Healing a teddy bear’s tummy ache and checking the blood pressure of a brown stuffed puppy wasn’t on the class curriculum for University of South Florida medical student Jacob Wasserman. But his smile couldn’t get bigger as he helps a little girl put a child-sized bright blue stethoscope into her ears to check her bear’s heartbeat.
“What’s really funny is when I give them my stethoscope and have them check my heart. Their eyes open wide and they get all excited. They can’t believe they can actually hear something,” Wasserman says, laughing.
It’s all in a day’s work at the Johns Hopkins All Children’s annual Hospital Teddy Bear Clinic, which hosts more than 200 children from Campbell Park and Fairmount Park elementary schools, showing the kids that hospitals aren’t scary places—and that they too can dream of becoming a doctor or nurse.

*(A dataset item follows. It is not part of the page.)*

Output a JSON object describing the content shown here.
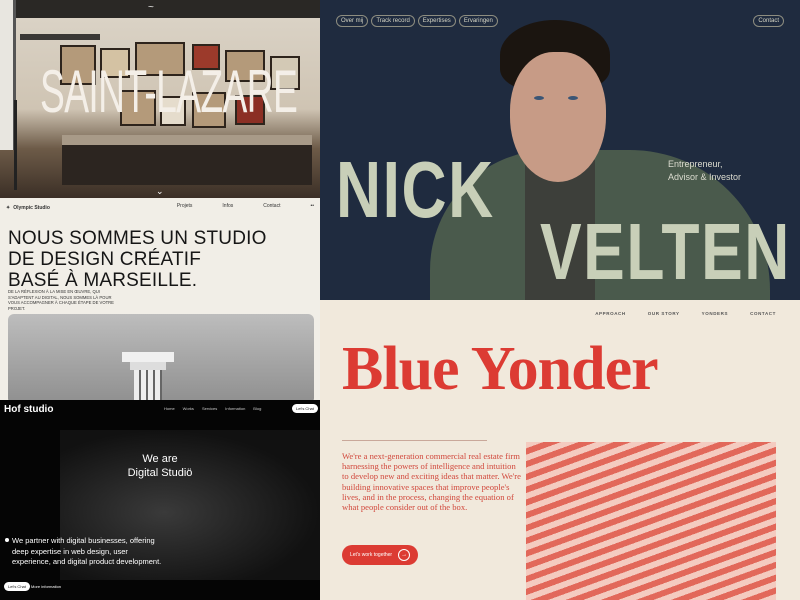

A sea of children giggle everywhere you look, but Wasserman zeroes in on one quiet little girl clutching her bear tightly. He crouches down to her level. “Have you checked your teddy bear’s blood pressure?” he asks gently. She shakes her head shyly.
“Let’s make him better,” Wasserman says. Soon he is surrounded by curious kids, all offering up their own bears and puppies for a diagnosis.
“There’s no better way to remind yourself why you chose this profession,” he adds, shaking his head, slightly overwhelmed. “It sure beats sitting in the library for 12 hours, pouring through medical books. But this is it. Right here. This is why I want to be a pediatric surgeon. It’s a great reminder that it will all be worth it.”
Someday soon he’ll be using that stethoscope on children who need his help. Children whose lives will depend on him.
But for now, he’s over the moon just checking the pulses of pink teddy bears.